By: Mac Stone, Farmer & Owner, Elmwood Stock Farm
Having only left the farm a handful of times since March, Ann and I have enjoyed nothing but homegrown meals for nine months as of this writing. We did get carry-out from an old favorite restaurant twice, but other than that, it was farm-cooked.
Fortunately, we have lots of food to choose from here. Sometimes we plan the week’s meals in advance; others we decide as we close up the packing shed for the evening. We almost exclusively consume seconds—produce with some blemish that doesn’t meet our sales standards—so the seconds that are available effectively decide for us our evening meal. It feels like date night when one of us grabs a primo product that could have been sold.
The dead of winter, in food-farmer speak, is the Persephone months, aptly named by Eliot Coleman in his must-have book The Winter Harvest Handbook. (If you have a small place in your yard that gets sun in winter, get this book from a local bookseller and grow your own greens.) The name relates to the Greek goddess Persephone, daughter of Demeter, the goddess of agriculture. Apparently, Hades abducted Persephone into the underworld to be his wife, and Demeter threatened to shut down growth on the earth. Zeus—Persephone’s father, god of the sky—brokered a deal where Hades only spends a short time with Persephone each winter, so Demeter shuts us down just for a little while.
Coleman’s Persephone months are the period when we receive fewer than 10 hours of daylight per day, the implication being plants do not grow with so little solar energy coming in. Now, I’m not all up on Greek mythology, but this term is very much in the lexicon of food farmers in this country.

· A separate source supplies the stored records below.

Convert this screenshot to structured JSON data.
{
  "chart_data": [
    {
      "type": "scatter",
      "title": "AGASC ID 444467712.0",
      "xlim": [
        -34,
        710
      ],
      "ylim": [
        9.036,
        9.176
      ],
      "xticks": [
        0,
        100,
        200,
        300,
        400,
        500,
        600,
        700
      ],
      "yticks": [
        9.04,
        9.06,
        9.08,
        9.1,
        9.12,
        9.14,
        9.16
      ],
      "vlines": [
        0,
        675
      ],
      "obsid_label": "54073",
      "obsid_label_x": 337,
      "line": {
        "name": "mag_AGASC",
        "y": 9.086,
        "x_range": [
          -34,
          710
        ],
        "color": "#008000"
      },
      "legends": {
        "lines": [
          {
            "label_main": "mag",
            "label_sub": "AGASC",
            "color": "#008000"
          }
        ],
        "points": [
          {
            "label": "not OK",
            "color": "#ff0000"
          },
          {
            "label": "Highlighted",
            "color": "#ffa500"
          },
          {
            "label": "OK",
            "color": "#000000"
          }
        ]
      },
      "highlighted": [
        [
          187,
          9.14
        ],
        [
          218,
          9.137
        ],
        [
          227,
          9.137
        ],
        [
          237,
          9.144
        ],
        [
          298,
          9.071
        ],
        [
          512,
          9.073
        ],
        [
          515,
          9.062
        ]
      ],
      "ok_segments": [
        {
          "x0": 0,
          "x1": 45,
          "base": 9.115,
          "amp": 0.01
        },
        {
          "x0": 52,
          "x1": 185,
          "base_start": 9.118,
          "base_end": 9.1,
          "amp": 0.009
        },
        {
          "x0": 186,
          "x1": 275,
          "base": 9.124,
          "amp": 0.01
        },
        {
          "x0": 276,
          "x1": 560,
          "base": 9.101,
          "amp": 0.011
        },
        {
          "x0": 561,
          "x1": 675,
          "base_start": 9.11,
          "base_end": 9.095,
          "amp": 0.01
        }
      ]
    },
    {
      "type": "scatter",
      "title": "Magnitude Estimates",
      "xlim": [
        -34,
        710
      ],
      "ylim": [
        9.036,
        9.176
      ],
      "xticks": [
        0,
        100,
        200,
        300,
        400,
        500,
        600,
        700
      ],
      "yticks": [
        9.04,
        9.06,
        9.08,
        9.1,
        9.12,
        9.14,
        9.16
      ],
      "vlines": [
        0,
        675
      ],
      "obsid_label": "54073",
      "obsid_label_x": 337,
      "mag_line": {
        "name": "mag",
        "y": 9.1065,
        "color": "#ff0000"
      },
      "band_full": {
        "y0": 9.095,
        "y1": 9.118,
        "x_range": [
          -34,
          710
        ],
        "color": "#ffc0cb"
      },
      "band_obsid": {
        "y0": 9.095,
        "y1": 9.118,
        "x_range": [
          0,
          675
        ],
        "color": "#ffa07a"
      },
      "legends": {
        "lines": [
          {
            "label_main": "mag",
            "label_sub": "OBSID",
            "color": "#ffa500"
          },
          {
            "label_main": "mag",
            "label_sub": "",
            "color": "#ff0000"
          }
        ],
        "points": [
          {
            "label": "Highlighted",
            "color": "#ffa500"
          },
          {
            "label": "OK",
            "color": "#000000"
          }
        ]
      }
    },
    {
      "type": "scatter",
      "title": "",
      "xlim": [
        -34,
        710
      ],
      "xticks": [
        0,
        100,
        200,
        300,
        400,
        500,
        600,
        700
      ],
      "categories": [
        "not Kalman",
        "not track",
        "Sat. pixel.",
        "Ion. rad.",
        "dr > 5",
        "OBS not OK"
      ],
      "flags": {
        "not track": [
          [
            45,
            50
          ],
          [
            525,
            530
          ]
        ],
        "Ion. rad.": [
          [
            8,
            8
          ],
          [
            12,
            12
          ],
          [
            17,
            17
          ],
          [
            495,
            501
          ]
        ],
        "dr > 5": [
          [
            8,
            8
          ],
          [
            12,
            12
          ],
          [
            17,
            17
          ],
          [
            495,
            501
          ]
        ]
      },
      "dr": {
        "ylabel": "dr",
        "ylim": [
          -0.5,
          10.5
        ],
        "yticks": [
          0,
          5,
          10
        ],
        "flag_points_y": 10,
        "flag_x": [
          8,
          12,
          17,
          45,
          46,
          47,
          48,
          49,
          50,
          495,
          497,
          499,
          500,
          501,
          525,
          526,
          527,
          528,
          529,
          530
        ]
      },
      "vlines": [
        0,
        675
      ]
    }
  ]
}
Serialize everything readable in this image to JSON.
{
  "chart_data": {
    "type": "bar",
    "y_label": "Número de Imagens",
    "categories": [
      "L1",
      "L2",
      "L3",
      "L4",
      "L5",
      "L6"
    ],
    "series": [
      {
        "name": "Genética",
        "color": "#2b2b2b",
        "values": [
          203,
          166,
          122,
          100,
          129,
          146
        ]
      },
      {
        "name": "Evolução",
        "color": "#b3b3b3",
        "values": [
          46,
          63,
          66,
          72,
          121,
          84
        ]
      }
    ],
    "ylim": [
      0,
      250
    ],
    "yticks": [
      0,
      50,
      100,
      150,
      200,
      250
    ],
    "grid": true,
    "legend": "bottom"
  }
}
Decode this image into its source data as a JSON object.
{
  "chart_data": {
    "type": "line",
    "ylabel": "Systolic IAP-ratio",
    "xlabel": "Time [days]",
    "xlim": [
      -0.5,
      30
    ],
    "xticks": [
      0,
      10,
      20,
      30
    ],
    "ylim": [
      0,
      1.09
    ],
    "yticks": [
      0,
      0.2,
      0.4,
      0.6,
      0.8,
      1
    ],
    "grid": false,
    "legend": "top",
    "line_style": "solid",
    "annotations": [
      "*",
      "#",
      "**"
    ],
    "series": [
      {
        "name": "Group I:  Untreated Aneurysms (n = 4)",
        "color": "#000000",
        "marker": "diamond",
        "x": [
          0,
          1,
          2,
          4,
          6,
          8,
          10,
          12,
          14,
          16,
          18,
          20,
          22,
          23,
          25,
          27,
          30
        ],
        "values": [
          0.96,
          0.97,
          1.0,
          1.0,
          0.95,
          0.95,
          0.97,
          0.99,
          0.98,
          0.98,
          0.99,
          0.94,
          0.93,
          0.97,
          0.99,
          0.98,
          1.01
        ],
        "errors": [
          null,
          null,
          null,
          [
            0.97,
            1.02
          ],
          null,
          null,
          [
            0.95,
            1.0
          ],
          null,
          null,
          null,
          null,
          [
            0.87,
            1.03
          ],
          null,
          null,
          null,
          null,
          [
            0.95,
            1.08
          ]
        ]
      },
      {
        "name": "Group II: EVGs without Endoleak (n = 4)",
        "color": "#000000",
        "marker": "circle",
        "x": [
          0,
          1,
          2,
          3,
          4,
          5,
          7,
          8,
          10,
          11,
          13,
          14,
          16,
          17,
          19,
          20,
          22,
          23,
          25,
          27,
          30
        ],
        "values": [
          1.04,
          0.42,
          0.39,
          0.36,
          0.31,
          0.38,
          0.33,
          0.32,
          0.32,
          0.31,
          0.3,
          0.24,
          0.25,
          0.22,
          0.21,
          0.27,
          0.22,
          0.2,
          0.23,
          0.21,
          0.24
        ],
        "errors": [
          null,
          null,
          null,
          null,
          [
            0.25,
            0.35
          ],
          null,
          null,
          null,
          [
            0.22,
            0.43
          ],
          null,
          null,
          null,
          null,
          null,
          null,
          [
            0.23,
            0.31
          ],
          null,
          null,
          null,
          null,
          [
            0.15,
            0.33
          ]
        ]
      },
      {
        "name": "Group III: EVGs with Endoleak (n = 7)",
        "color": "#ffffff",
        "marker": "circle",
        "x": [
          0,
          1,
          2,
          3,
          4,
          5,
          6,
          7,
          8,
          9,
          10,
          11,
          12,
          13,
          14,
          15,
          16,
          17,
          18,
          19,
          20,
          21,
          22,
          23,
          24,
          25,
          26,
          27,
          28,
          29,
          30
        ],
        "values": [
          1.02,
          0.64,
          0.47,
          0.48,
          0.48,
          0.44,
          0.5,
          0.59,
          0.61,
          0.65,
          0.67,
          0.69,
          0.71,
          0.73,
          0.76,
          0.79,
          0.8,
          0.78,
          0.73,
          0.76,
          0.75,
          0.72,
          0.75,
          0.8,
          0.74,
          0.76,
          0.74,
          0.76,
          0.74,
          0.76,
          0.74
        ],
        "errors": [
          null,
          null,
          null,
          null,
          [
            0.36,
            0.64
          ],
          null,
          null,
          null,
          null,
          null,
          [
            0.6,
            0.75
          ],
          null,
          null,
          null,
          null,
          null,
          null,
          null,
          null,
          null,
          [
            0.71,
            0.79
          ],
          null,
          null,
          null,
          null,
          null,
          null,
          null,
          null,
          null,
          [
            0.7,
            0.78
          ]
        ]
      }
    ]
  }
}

These Persephone months play out in what we like to eat this time of year: the tastiest, most nutritious greens on the planet. In the autumn months leading us into the Persephone zone, leafy green leaves were still actively photosynthesizing solar energy into sugars and flavonoids and enzymes (and stuff) but not actively growing by adding structural cell walls. This means the cells that already existed are tender and chock-full of flavor. The Holy Grail of Kale. The plant concentrates its sugars as a cold-tolerance protection mechanism—antifreeze, as it were.
I just stem it and steam it, simple as that. It takes minutes to prepare kale. When you massage the red, black or green kale leaves grown in the Persephone months, you can smell the flavor and see the juiciness in the leaves.
Spinach salads reign supreme in the dead of winter, since the lettuces don’t tolerate temps in the low teens. We do try hard to keep lettuce going all year with frost blankets inside the protective high tunnels, and as of this writing, we think we have some lettuce heads that are going to make it. Spinach is hardier, though.
Our other veggie go-tos are the single-serving-sized sweet potatoes as well as the fingerling sweet potatoes. A little olive oil coating to catch a rub of salt and garlic powder and a few minutes on the grill alongside a burger—it can’t be beat.
That brings me to winter proteins. Our old farmhouse kitchen is on the east side of the house, affording us a mostly wind-protected deck just outside it. Usually, out here on the banks of the Elkhorn Creek, winds come out of the southwest. (You will notice that three-sided equipment sheds and horse run-in sheds open to the east.) With the house blocking the winds on the deck, we grill year-round.
I can turn a frozen pound of USDA Choice, dry-aged, certified organic, grass-fed, Angus-Wagyu beef into a juicy burger in a little bit of no time. Thawing meats in cold water is a safe and US Department of Agriculture-recommended method to quick-thaw meats. For burgers, the meat thaws while I feed the dogs, get settled in and start the grill. Then it cooks while I prep veggies. We have a rotation of burgers and chicken, and I enjoy eating leftovers from one or the other for several days in a row.
When we’re not up for grilling, we’ll put a nice chuck roast in the slow cooker with some root veggies, and we are set on dinners for the week. Chili easily becomes taco salad fixins and even huevos rancheros.
Look for meats that have been raised consistent with other value propositions in your life. As a reader of the Good Foods Blog, animal welfare is probably important to you. The release of highly toxic synthetic chemicals on the land to grow genetically-engineered seeds probably seems repugnant to you. Forcing all manner of growth promotants and antibiotics into and onto livestock probably seems wholly unnecessary to you. I agree with you. We raise all our animals organically and on pasture for a reason, knowing what we know.
We don’t milk cows at our farm, so I rely on the Co-op for our organic dairy needs, as well as Marco’s coffee, condiments and those dang Justin’s dark chocolate peanut butter cups.
We have only had two meals away from home since March, living off the land, as it were, for nearly a year. Support your local farms and you can live off the land where you live. The Co-op provides you access to local and seasonal foods, responsibly-raised meats and all the other stuff we all like to eat. What you eat matters to you, the community and the planet.
This winter, find your go-to dinners, keep it simple, let the food speak for itself and make plenty for leftovers.